Quetico paddlers must check in at one of six ranger stations around the wilderness perimeter. We hopped a Seagull Outfitters water taxi to an island at the border. From there we paddled to the Cache Bay Ranger Station for permits and orientation by Ranger Janice Matichuk, a 46-year employee with Ontario Parks who first came to the Cache Bay backcountry in 1985 with her five-month old daughter.

“There’s never been a better time to visit here,” she said.

More than 50,000 visitors a year paddled into Quetico for at least one night of camping in the 1950s, she said. “Quetico got serious about overuse and capped visitation at 20,000.”

Last year, fewer than 14,000 campers rolled out sleeping bags in the wilderness.

The BWCA, which had 250,000 camping visitors a year in the heydays now hosts about 180,000.

Matichuk said 85 percent of the Quetico visitors are from the USA and 60 percent are men ages 50-80.

She checks in visitors ranging from babies to octogenarians, but the numbers of women are noticeably declining. “Children are a rarity.”

While her tips on portage trails and routes were valuable to refining our trip itinerary, the ranger refused to recommend her favorite camping spots. “We don’t mark campsites on maps and I don’t rate them at all,” she said. “That would only lead to over-use of some spots.”

So we set out to find our first of several homes away from home among 2,200 unmarked backcountry campsites in Quetico Provincial Park.
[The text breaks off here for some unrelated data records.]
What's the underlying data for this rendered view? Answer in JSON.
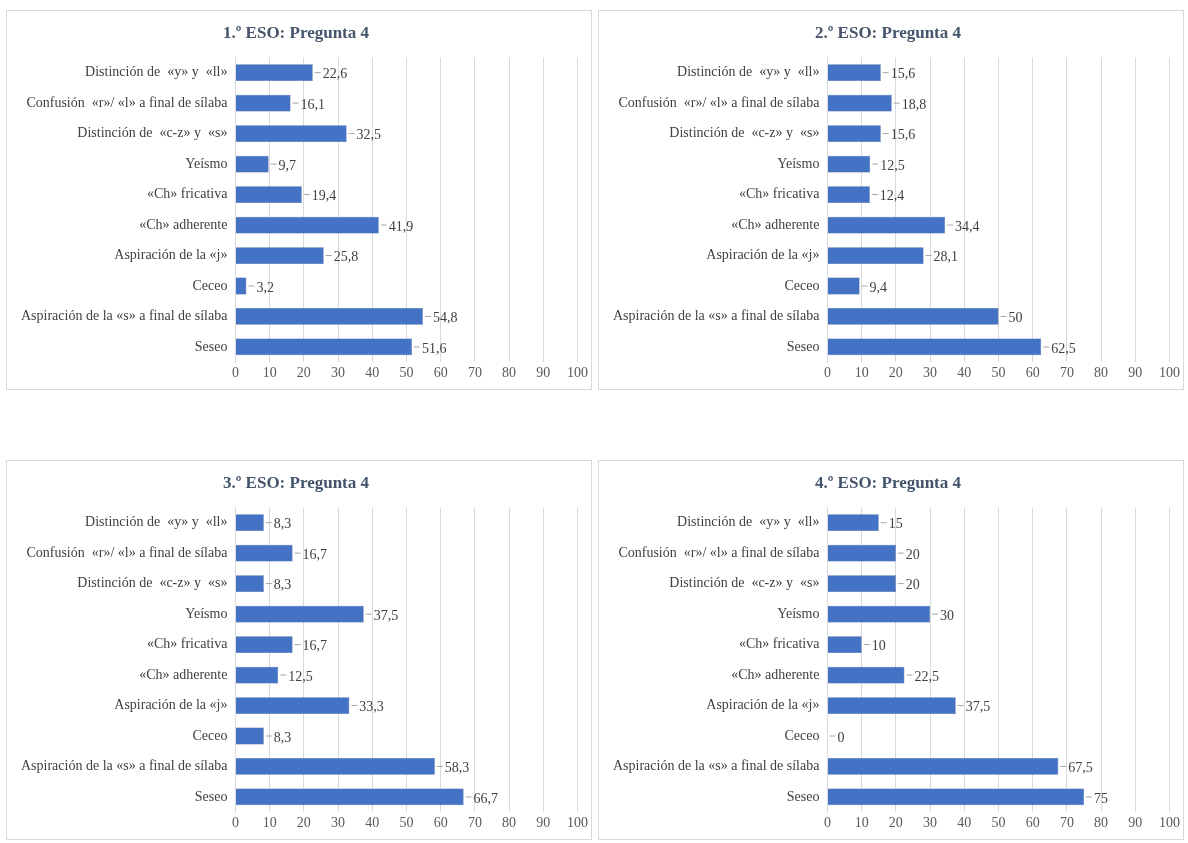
{
  "chart_data": [
    {
      "type": "bar",
      "orientation": "horizontal",
      "title": "1.º ESO: Pregunta 4",
      "categories": [
        "Distinción de  «y» y  «ll»",
        "Confusión  «r»/ «l» a final de sílaba",
        "Distinción de  «c-z» y  «s»",
        "Yeísmo",
        "«Ch» fricativa",
        "«Ch» adherente",
        "Aspiración de la «j»",
        "Ceceo",
        "Aspiración de la «s» a final de sílaba",
        "Seseo"
      ],
      "values": [
        22.6,
        16.1,
        32.5,
        9.7,
        19.4,
        41.9,
        25.8,
        3.2,
        54.8,
        51.6
      ],
      "value_labels": [
        "22,6",
        "16,1",
        "32,5",
        "9,7",
        "19,4",
        "41,9",
        "25,8",
        "3,2",
        "54,8",
        "51,6"
      ],
      "color": "#4472c4",
      "xlim": [
        0,
        100
      ],
      "xticks": [
        0,
        10,
        20,
        30,
        40,
        50,
        60,
        70,
        80,
        90,
        100
      ],
      "grid": "x",
      "legend": false
    },
    {
      "type": "bar",
      "orientation": "horizontal",
      "title": "2.º ESO: Pregunta 4",
      "categories": [
        "Distinción de  «y» y  «ll»",
        "Confusión  «r»/ «l» a final de sílaba",
        "Distinción de  «c-z» y  «s»",
        "Yeísmo",
        "«Ch» fricativa",
        "«Ch» adherente",
        "Aspiración de la «j»",
        "Ceceo",
        "Aspiración de la «s» a final de sílaba",
        "Seseo"
      ],
      "values": [
        15.6,
        18.8,
        15.6,
        12.5,
        12.4,
        34.4,
        28.1,
        9.4,
        50,
        62.5
      ],
      "value_labels": [
        "15,6",
        "18,8",
        "15,6",
        "12,5",
        "12,4",
        "34,4",
        "28,1",
        "9,4",
        "50",
        "62,5"
      ],
      "color": "#4472c4",
      "xlim": [
        0,
        100
      ],
      "xticks": [
        0,
        10,
        20,
        30,
        40,
        50,
        60,
        70,
        80,
        90,
        100
      ],
      "grid": "x",
      "legend": false
    },
    {
      "type": "bar",
      "orientation": "horizontal",
      "title": "3.º ESO: Pregunta 4",
      "categories": [
        "Distinción de  «y» y  «ll»",
        "Confusión  «r»/ «l» a final de sílaba",
        "Distinción de  «c-z» y  «s»",
        "Yeísmo",
        "«Ch» fricativa",
        "«Ch» adherente",
        "Aspiración de la «j»",
        "Ceceo",
        "Aspiración de la «s» a final de sílaba",
        "Seseo"
      ],
      "values": [
        8.3,
        16.7,
        8.3,
        37.5,
        16.7,
        12.5,
        33.3,
        8.3,
        58.3,
        66.7
      ],
      "value_labels": [
        "8,3",
        "16,7",
        "8,3",
        "37,5",
        "16,7",
        "12,5",
        "33,3",
        "8,3",
        "58,3",
        "66,7"
      ],
      "color": "#4472c4",
      "xlim": [
        0,
        100
      ],
      "xticks": [
        0,
        10,
        20,
        30,
        40,
        50,
        60,
        70,
        80,
        90,
        100
      ],
      "grid": "x",
      "legend": false
    },
    {
      "type": "bar",
      "orientation": "horizontal",
      "title": "4.º ESO: Pregunta 4",
      "categories": [
        "Distinción de  «y» y  «ll»",
        "Confusión  «r»/ «l» a final de sílaba",
        "Distinción de  «c-z» y  «s»",
        "Yeísmo",
        "«Ch» fricativa",
        "«Ch» adherente",
        "Aspiración de la «j»",
        "Ceceo",
        "Aspiración de la «s» a final de sílaba",
        "Seseo"
      ],
      "values": [
        15,
        20,
        20,
        30,
        10,
        22.5,
        37.5,
        0,
        67.5,
        75
      ],
      "value_labels": [
        "15",
        "20",
        "20",
        "30",
        "10",
        "22,5",
        "37,5",
        "0",
        "67,5",
        "75"
      ],
      "color": "#4472c4",
      "xlim": [
        0,
        100
      ],
      "xticks": [
        0,
        10,
        20,
        30,
        40,
        50,
        60,
        70,
        80,
        90,
        100
      ],
      "grid": "x",
      "legend": false
    }
  ]
}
Group campsites aren’t as easy to find as one might expect. Some areas hammered by wildfire years ago were thick with doghair jack pine. But when sites were found, the Minnesotans’ canoe camps would spring up much as they have for generations.
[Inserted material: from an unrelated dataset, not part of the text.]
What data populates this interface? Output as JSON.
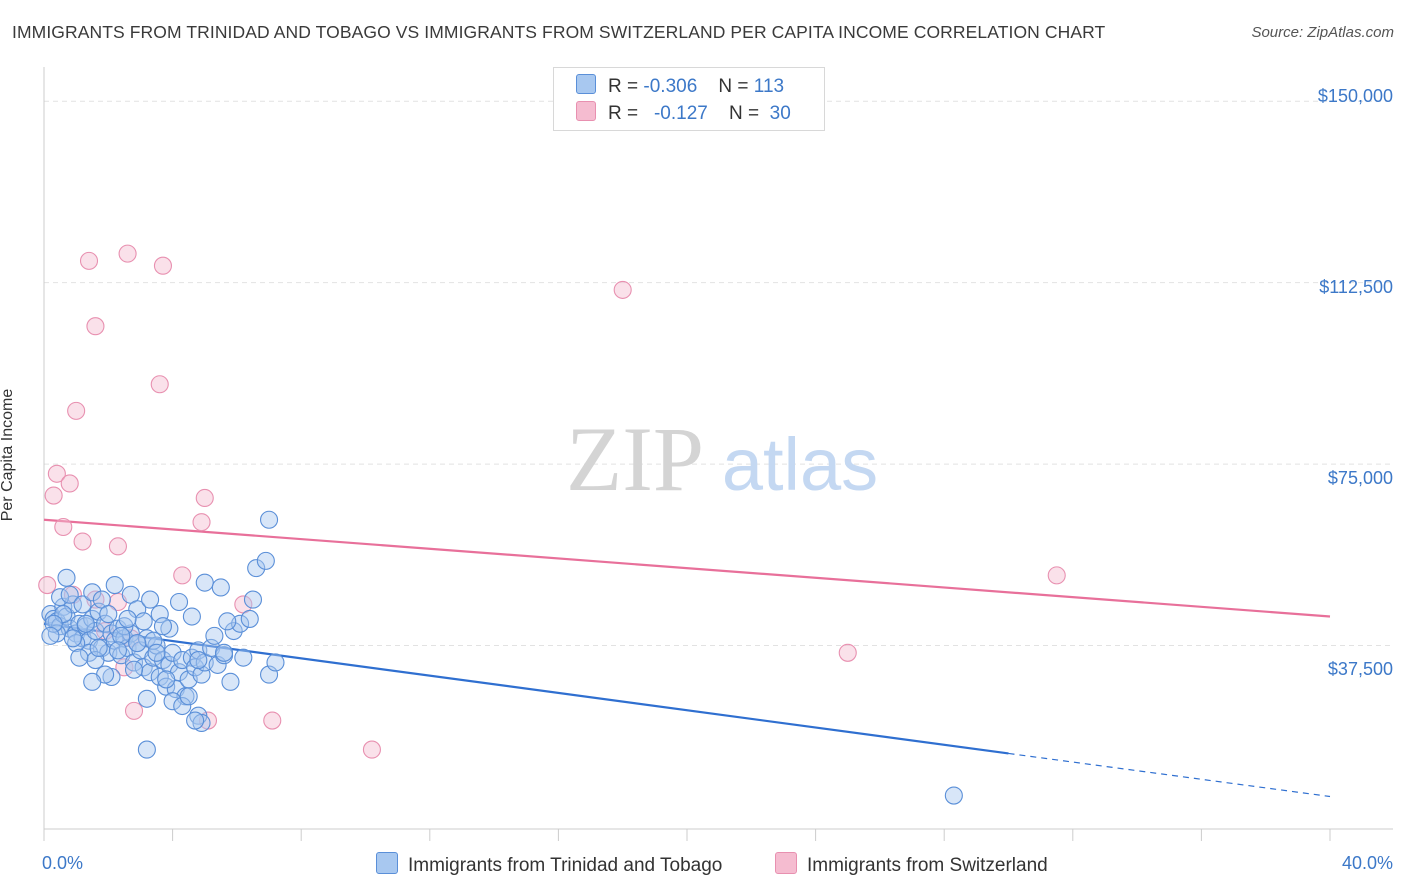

Tarps are rigged to shed rain over packing and kitchen areas. Fires are built using birch bark for tinder. Most of the meals are cooked over a wood fire, including Julie Allen’s spectacular pot-baked biscuits and blueberry cobbler.

An orange spade for digging cat holes was available by the base of a tree on the edge of every campsite. Quetico has no latrines.
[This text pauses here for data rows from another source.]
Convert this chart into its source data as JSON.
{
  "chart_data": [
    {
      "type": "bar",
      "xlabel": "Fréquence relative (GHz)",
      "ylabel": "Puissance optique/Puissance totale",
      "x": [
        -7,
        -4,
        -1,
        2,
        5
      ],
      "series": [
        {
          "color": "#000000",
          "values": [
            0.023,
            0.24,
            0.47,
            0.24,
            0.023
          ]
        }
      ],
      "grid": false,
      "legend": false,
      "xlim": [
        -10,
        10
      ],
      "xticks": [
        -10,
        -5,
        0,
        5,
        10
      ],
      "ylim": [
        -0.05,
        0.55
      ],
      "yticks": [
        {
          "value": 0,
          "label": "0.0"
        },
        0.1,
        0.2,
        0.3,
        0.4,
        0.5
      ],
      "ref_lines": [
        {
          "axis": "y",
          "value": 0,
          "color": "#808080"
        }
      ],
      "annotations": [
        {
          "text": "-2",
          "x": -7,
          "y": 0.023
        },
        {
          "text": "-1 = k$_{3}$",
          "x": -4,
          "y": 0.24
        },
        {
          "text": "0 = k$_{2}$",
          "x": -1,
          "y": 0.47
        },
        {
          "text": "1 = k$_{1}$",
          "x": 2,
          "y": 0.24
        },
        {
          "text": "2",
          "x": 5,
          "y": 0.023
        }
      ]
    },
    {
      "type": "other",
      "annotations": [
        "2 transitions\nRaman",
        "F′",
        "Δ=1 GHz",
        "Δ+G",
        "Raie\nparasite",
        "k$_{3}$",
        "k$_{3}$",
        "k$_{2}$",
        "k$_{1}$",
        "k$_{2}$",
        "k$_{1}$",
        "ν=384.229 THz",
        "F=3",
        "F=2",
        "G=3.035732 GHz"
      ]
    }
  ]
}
Pulleys, strong rope and a team effort are the Minnesotan solution to hanging group-size packs of provisions beyond reach of bears and the 20-something paddler with the insatiable appetite.

Every evening was set aglow with a round of something sippable by the fire. Banter eventually faded one by one into personal time and benediction in the twilight where fireflies flurry like campfire sparks in a breeze.

Loons made appearances every day. Their mesmerizing calls would hush fish-catching brag fests. A pair followed by a group of three loons cruised by camp one evening, paddling and calling, freezing our conversation and fixing our gaze. Equally stunning as the echoing calls faded was the silence.

A haunted house can’t match a week in Quetico for scaring the crap out of campers. Among our hair-raising experiences were rifle shots that turned out to be beaver tails smacking the water by shore; trees swaying, creaking and cracking in the wind over our tents; a lightning storm that raged just a few bolts short of Armageddon.

When the thunder faded into the distance and the night sky finally went dark again, a single firefly glowed like a slow-pulsing beacon under my tent rain fly where it had sought refuge.

The traumatizing 20 minutes of in-your-face lightning prompted discussion of what to do when hell breaks loose. “Response to lightning casualties is the opposite of triage,” Scott Wolff, an ER doctor, said in a teaching moment. “You leave survivors and go immediately to the unconscious. If they’re not breathing, you breathe for them in case they’re in respiratory paralysis.”

The trip involved no major injuries, but there was some significant bloodshed as seen on the inside of our tents. Mosquitoes that had been detected too late were smashed in red smudges against the rip-stop nylon.

Fishing sometimes resulted in even more gore. On a layover day designated for producing a fish dinner, I was carefully adding a northern pike to my stringer when a strung-up walleye lurched up over the gunnel and engulfed my thumb. I had to pry its jaws open as dozens of sharp teeth razor-bladed my skin.

“That’s nothing,” Wolff said as my blood pooled in the canoe. “Remember when the pike grabbed my toe (while swimming)? That was bad. I still have some of the pike teeth I dug out of my skin.”

Any inclinations for skinny dipping after dinner were doused.